Ce sera aux missions d’exploration futures, comme celle de Mars Science Laboratory de la NASA, de découvrir l’origine du méthane martien. Une façon de dire si la vie est la source du gaz consiste à mesurer les ratios d’isotopes. Les isotopes sont les versions lourdes d’un élément. Par exemple le deutérium est une version lourde de l’hydrogène. Au sein des molécules qui contiennent de l’hydrogène, comme l’eau et le méthane, le deutérium, qui est rare, remplace parfois un atome d’hydrogène. La vie préférant utiliser les isotopes les plus légers, on peut dire que si le méthane contient moins de deutérium que l’eau qui est relâchée avec lui, ce serait un signe que c’est bien la vie qui a produit ce méthane.
Quoi que révèlent les missions futures (nature biologique ou géologique) une chose est claire : Mars n’est pas un astre aussi mort qu’on le pensait, après tout.
Commentaire:
Après la découverte de carbonates, les chercheurs qui étudient les données que nous transmettent au fil des jours les satellites martiens nous font encore un magnifique cadeau. Il y a quelque temps Mars Express nous avait déjà fait soupçonner qu’il pourrait y avoir production de méthane par la planète ; on en a maintenant la certitude : 19 000 tonnes pour une émission de gaz, ce n’est pas rien !

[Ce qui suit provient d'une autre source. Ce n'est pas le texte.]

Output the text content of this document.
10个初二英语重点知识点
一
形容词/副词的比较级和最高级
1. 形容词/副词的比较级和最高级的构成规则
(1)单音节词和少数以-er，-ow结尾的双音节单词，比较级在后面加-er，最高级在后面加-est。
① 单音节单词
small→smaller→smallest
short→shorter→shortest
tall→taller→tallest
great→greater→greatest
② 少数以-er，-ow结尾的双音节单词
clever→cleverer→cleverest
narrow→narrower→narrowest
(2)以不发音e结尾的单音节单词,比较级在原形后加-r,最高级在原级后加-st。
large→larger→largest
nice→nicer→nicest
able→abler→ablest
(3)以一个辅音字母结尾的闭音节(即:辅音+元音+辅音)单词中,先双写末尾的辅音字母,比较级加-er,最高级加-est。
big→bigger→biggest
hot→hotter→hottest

Voilà encore une bonne raison pour y aller voir de plus près. A l’époque où le programme spatial américain va être redéfini et où tous les pays, y compris la France, au sein de l’Europe, cherchent des thèmes sur lesquels relancer l’économie, quoi de plus opportun que cette information qui pourrait être le support d’un effort accru dans le domaine de la recherche spatiale !
Pierre Brisson
(1) NdT : Ce suintement naturel de pétrole est un des plus étudiés au monde. Il s’en dégage environ 20 tonnes d’hydrocarbure par jour. Il se situe sur le campus de l’Université de Californie à Santa Barbara (« UCSB »).